Nei miei scritti si possono ritrovare molteplici interconnessioni con i testi sanguinetiani, sia nelle scelte di poetiche che di stile, seppure in ambiti meno evidenti; “lo stile di non avere stile”. Esiste poi un rapporto di mutazione e filiazione, che ho elaborato con soluzioni personali e spero originali. Il primo incontro con il Maestro è avvenuto a Salerno, nei primi anni ’70. Io studente e Sanguineti docente universitario; seguivo le sue lezioni, intrufolato fra i suoi studenti.
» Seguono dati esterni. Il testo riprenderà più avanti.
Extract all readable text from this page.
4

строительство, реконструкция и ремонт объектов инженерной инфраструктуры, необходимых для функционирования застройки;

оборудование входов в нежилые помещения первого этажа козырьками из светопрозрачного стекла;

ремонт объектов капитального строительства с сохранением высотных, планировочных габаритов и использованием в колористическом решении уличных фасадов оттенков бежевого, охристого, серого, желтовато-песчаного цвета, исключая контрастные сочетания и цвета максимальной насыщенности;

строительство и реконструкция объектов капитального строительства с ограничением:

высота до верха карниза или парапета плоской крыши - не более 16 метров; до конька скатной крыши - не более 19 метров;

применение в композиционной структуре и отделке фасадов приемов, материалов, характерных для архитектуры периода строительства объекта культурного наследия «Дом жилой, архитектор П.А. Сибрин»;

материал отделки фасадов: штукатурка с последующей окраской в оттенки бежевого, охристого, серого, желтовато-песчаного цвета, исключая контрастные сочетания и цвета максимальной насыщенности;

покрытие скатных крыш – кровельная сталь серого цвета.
Poi la lettura, da parte del professore, dei miei primi testi, accovacciato con la schiena al banco frigo dei gelati, in un bar. “Si può fare qualcosa…” mi disse. Ci siamo poi ritrovati nel 2008, conservo le sue lettere e le sue cartoline raffiguranti immagini di opere patafisiche.

Nelle sue liriche parla di “mitopoiesi”, l’arte o la tendenza ad inventare favole. Questo può rappresentare un momentaneo appagamento per l’essere umano?

La favola è la poesia per eccellenza; la fantasia che arricchisce, anziché no. E’ l’alternarsi dei contrari, del giorno e della notte, per dirla con Vladimir Propp.

Come è arrivato alla determinazione che la creazione di orizzonti nuovi sia inutile o addirittura errata?

Uso spesso il concetto “contrario”, anche alle mie convinzioni personali, per stimolare a credere nella possibilità del concetto opposto. Sarà poi il lettore a scegliere quale dei due far prevalere.

L’uomo deve quindi arrendersi allo forze disgregatrici della società oppure, nonostante tutto, continuare a lottare?

Sono pessimista. Attualmente nessuna lotta avrebbe possibilità di successo. E’ questo che vogliono i detentori del potere.

I suoi programmi artistici per il futuro?

Scrivere, a prescindere e poi continuare a curarmi. A prescindere, poiché anche i critici letterari si sono fermati ad Eboli.

Per concludere, vorrebbe parlarmi della sua ultima opera “Elogio all’inquietudine”, anche stavolta edito da Divinafollia Edizioni?

Questo libro è un arazzo dell’inquietudine “diurna” dell’uomo moderno, i cui testi si fanno paradigma di un’umanità privata di speranza, che brancola nell’incertezza di una verità “non verità”, che tenta di pensare ad una speranza di salvezza. In ogni caso, questo mio ultimo lavoro è meno autobiografico e più politico, rispetto a “La Musa di Blanchot”.

L’inquieto non è solamente inquieto…vive e lavora in un “mondo” che ha bisogno della verità. Crede che (il) vivere abbia in sé il momento del vero. Essere inquieti non è solo stato o una condizione psichica; è soprattutto possesso del “sentimento vero”. Il rapporto tra l’inquieto e la vita, consiste nell’offrire la vita alla verità e trasformarla in esistenza corrente.

Anche per questo l’inquietudine non può essere considerata “tedio cosmico” o “ansia frustrata”, più che una sorta di “disagio spirituale”.